Climate spread is also interesting in that it is the fundamental driver for the price of carbon credits. Since the ETS cap-and-trade system covers the major polluting industries, power generation by coal- and gas-fired power plants, by far the largest power sources, create the most carbon credit demand within the ETS. To cover emissions on an ever-tightening ration of free EUA allowances, a coal-fired powered power plant will either have to abate internally or buy credits. If the price of marginal internal abatement is lower than the price of carbon credits, the firm will choose internal abatement. However marginal abatement becomes more and more expensive, at some point forcing the plant to buy credits – thus the carbon credit price is equal to the marginal cost of abatement to the extent that European power plants have chosen to abate.

Clean Dark Spreads are a reflection of the cost of generating power from coal after taking into account fuel (coal) and carbon allowance costs. A positive spread effectively means that it is profitable to generate electricity on a Baseload basis for the period in question, while a negative spread means that generation would be a loss-making activity. The Clean Spark Spreads do not take into account additional generating charges (beyond fuel and carbon), such as operational costs.

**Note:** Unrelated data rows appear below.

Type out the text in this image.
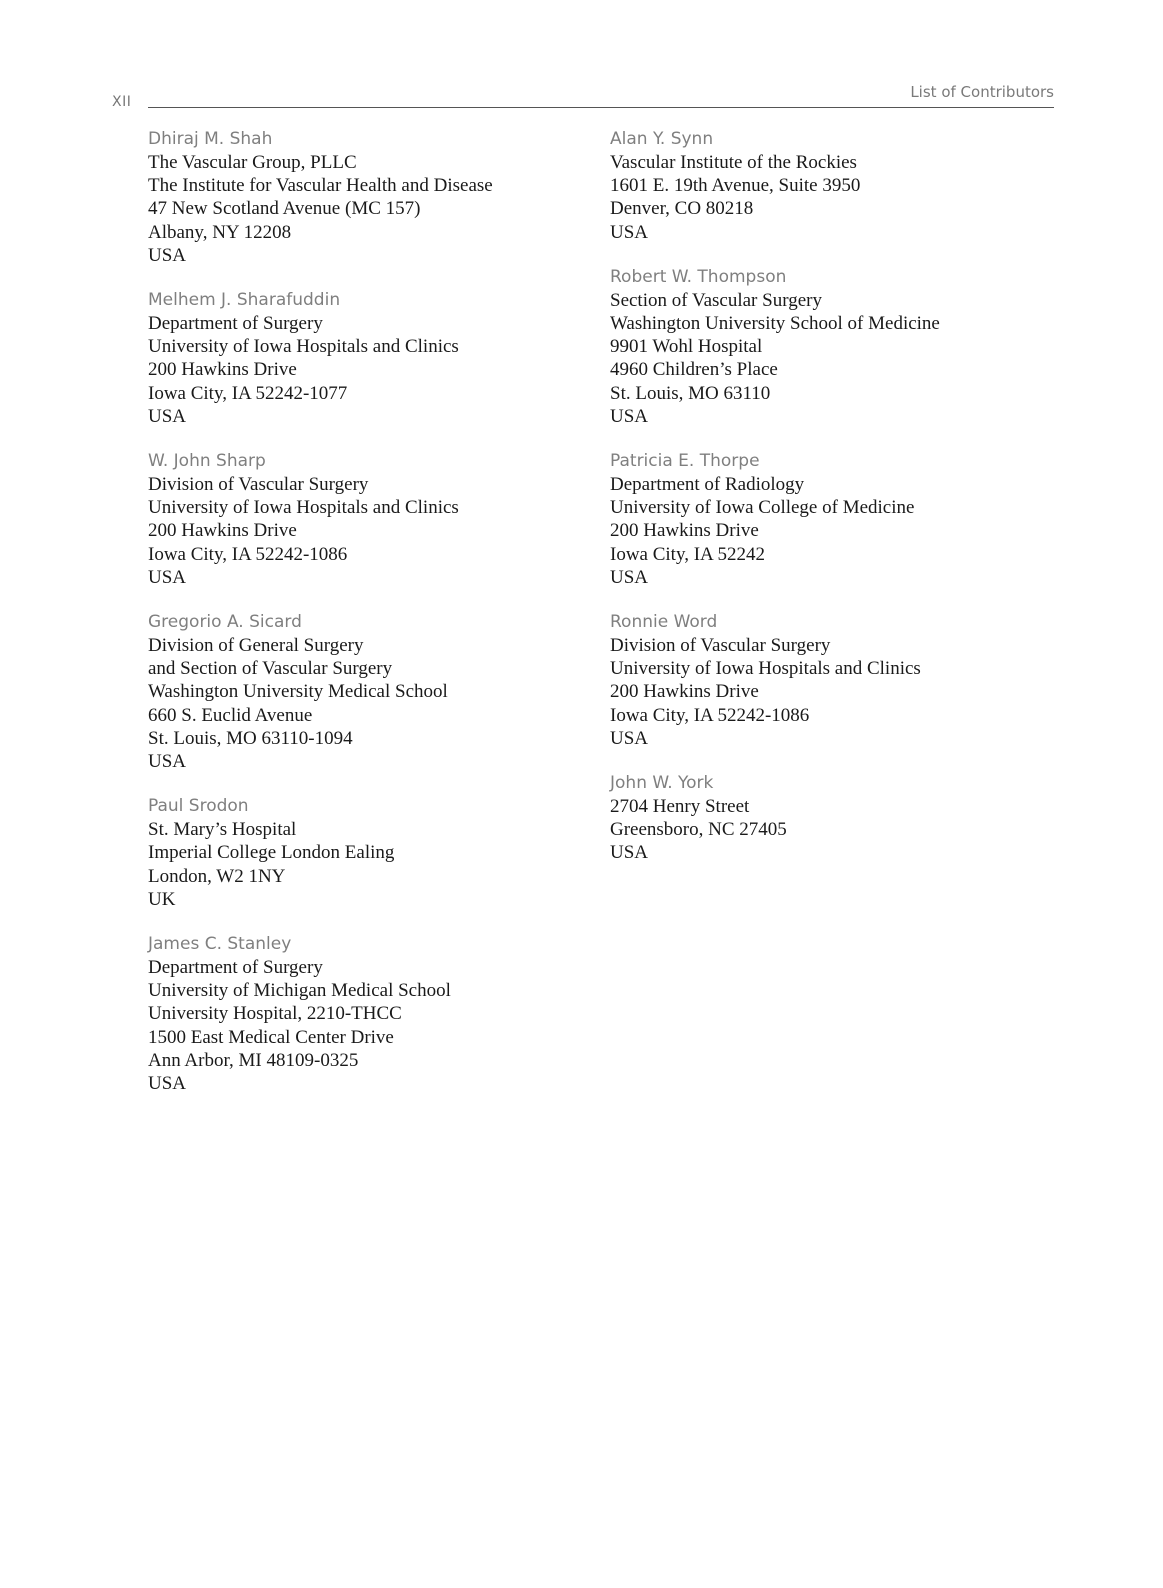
XII
List of Contributors
Dhiraj M. Shah
The Vascular Group, PLLC
The Institute for Vascular Health and Disease
47 New Scotland Avenue (MC 157)
Albany, NY 12208
USA
Melhem J. Sharafuddin
Department of Surgery
University of Iowa Hospitals and Clinics
200 Hawkins Drive
Iowa City, IA 52242-1077
USA
W. John Sharp
Division of Vascular Surgery
University of Iowa Hospitals and Clinics
200 Hawkins Drive
Iowa City, IA 52242-1086
USA
Gregorio A. Sicard
Division of General Surgery
and Section of Vascular Surgery
Washington University Medical School
660 S. Euclid Avenue
St. Louis, MO 63110-1094
USA
Paul Srodon
St. Mary’s Hospital
Imperial College London Ealing
London, W2 1NY
UK
James C. Stanley
Department of Surgery
University of Michigan Medical School
University Hospital, 2210-THCC
1500 East Medical Center Drive
Ann Arbor, MI 48109-0325
USA
Alan Y. Synn
Vascular Institute of the Rockies
1601 E. 19th Avenue, Suite 3950
Denver, CO 80218
USA
Robert W. Thompson
Section of Vascular Surgery
Washington University School of Medicine
9901 Wohl Hospital
4960 Children’s Place
St. Louis, MO 63110
USA
Patricia E. Thorpe
Department of Radiology
University of Iowa College of Medicine
200 Hawkins Drive
Iowa City, IA 52242
USA
Ronnie Word
Division of Vascular Surgery
University of Iowa Hospitals and Clinics
200 Hawkins Drive
Iowa City, IA 52242-1086
USA
John W. York
2704 Henry Street
Greensboro, NC 27405
USA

Both the UK and German Dark Spread tables use a fuel efficiency factor of 35% for the coal conversion, and an energy conversion factor of 7.1 for converting tonnes/coal into MWh/electricity. In reality, each type of coal has a different energy value and each coal-fired plant has a different fuel efficiency, but 35% is accepted as a broad standard. At the time of writing (March 2007) there is no liquid Dark Spread traded market in either the UK or Germany. The Dark Spread value is the power price minus the coal price divided by 0.35, i.e. Dark Spread = Power price – (Coal price/0.35).

The Clean Dark Spread is calculated using a coal emissions intensity factor of 0.971 tCO2/MWh. Therefore, the Clean Dark Spread is calculated by subtracting the carbon price (multiplied by 0.971) from the ‘dirty’ spark spread, i.e. Clean Dark Spread = Dark Spread – (Carbon Price*0.971).

### Spark spread as cost of replacement power for intermittent renewables

Spark spread can be used to assess the loss of revenue if a power station is switched from a normal running scenario to one where it is held in reserve to provide power when a large population of wind, or other renewable generators, is unable to generate.

In theory, the power station operator would be indifferent to such non-running as long as he was paid the spread it would have earned during the normally expected number of hour run. In fact, if paid the expected spark spread for the hours it had expected to run in normal operating mode, the operator would be better off, because it would not incur the variable operating and maintenance costs (O&M costs), which are proportional to the electrical energy produced.

An assessment of the lost revenues is needed if some power plants, such as wind turbines, have absolute priority (must-run plants). A dispatching authority will in this case order the other plants to decrease power. In some countries plant operators are entitled to receive compensation for such interventions. In a competitive electricity market the situation can be handled by a balancing mechanism, in which any imbalance from the schedule (typically a day-ahead schedule) is penalized, either using the price from a balancing market or a calculated price.

Thus, since UK spark spreads were in the range of 4–9 £/MWh – on average £6.5/MWh, or 0.65 p/kWh, we can assess the likely cost of relegating existing power stations to a standby role for a large penetration of renewables as being around 0.65 p/kWh.